O MPE havia apresentado embargo destacando a falta de análise adequada dos relatos da vítima. A Lei nº 14.192/2021, sobre violência política de gênero, prevê proteção à palavra da vítima na verificação de indícios.
Foi entendido que Bia de Lima sofreu agressões reiteradas, com intenção de intimidá-la e restringir sua atuação parlamentar, elementos considerados suficientes para manter a ação.

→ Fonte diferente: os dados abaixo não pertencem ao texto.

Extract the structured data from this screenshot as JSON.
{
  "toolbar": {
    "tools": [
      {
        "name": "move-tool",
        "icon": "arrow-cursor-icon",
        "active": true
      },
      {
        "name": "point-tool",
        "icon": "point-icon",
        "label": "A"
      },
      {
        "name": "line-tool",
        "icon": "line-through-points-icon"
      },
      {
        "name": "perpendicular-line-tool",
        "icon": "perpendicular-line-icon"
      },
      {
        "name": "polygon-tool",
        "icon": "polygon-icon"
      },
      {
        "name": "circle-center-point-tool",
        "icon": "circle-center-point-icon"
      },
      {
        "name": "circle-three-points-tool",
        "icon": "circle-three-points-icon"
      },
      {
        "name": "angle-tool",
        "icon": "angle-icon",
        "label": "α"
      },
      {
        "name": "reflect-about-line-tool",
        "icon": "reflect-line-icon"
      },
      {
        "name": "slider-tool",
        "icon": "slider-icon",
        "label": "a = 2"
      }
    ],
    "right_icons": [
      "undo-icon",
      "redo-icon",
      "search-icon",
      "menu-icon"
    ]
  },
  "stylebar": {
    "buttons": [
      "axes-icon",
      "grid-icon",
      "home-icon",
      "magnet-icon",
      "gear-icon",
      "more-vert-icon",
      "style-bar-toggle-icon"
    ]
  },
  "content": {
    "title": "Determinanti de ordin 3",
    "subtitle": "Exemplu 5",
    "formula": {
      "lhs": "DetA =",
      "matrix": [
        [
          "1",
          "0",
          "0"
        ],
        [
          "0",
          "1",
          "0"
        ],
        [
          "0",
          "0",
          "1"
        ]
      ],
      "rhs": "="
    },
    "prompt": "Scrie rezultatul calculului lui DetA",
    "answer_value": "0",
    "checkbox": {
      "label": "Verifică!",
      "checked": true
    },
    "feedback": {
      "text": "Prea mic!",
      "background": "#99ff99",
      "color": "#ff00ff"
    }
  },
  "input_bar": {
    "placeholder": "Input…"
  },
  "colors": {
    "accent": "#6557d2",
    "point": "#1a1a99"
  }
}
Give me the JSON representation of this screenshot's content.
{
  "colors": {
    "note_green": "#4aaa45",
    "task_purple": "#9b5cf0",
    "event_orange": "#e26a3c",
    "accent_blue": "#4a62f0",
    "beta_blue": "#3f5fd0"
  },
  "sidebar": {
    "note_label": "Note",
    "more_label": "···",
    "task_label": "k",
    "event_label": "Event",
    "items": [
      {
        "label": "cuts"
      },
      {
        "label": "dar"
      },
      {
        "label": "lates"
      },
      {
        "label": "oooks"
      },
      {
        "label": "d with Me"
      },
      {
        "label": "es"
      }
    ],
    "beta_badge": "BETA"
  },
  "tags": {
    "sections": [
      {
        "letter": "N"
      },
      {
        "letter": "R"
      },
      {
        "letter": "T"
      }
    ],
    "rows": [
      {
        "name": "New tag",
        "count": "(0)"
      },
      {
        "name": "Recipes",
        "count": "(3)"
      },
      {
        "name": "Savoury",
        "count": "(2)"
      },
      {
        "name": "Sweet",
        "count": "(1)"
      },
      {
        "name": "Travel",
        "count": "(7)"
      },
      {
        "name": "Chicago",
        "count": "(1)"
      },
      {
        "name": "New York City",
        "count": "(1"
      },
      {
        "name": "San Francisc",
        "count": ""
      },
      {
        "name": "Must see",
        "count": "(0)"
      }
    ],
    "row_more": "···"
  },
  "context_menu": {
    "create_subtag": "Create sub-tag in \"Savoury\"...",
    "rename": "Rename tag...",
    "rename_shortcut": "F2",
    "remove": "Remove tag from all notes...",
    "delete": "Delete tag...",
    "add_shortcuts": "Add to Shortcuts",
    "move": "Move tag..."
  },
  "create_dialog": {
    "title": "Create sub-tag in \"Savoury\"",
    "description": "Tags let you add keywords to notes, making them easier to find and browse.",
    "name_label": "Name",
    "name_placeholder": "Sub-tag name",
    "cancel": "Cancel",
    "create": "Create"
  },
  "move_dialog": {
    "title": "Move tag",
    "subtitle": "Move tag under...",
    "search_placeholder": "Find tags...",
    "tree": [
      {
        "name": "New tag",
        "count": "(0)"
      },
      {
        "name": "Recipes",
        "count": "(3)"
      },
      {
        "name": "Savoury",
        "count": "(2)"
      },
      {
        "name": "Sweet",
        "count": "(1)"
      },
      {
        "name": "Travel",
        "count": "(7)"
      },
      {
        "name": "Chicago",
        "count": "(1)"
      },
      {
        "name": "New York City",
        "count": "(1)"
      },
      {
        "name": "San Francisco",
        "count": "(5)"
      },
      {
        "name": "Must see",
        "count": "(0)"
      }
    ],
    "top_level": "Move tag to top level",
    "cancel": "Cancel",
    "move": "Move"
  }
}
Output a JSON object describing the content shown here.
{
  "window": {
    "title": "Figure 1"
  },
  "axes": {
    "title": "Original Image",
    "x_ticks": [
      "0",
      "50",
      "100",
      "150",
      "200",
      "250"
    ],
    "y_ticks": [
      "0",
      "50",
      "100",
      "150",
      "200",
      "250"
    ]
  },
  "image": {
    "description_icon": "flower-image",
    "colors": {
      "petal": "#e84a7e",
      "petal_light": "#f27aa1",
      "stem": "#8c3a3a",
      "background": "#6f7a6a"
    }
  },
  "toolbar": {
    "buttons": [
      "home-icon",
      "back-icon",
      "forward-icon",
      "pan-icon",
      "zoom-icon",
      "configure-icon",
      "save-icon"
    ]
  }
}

O Conselho de Ética da Alego também analisa processo contra o deputado.
A Central dos Trabalhadores e Trabalhadoras do Brasil em Goiás (CTB/GO) celebra a decisão do TRE e acompanha com atenção o andamento do processo em desagravo à deputada e líder sindical Bia de Lima.
No Dia da Dia Internacional para a Eliminação da Violência contra a Mulher, nos solidarizamos à luta de Bia e de todas as mulheres por justiça e reparação contra agressores que visam constranger e intimidar a luta das mulheres nos espaços de representação política democrática.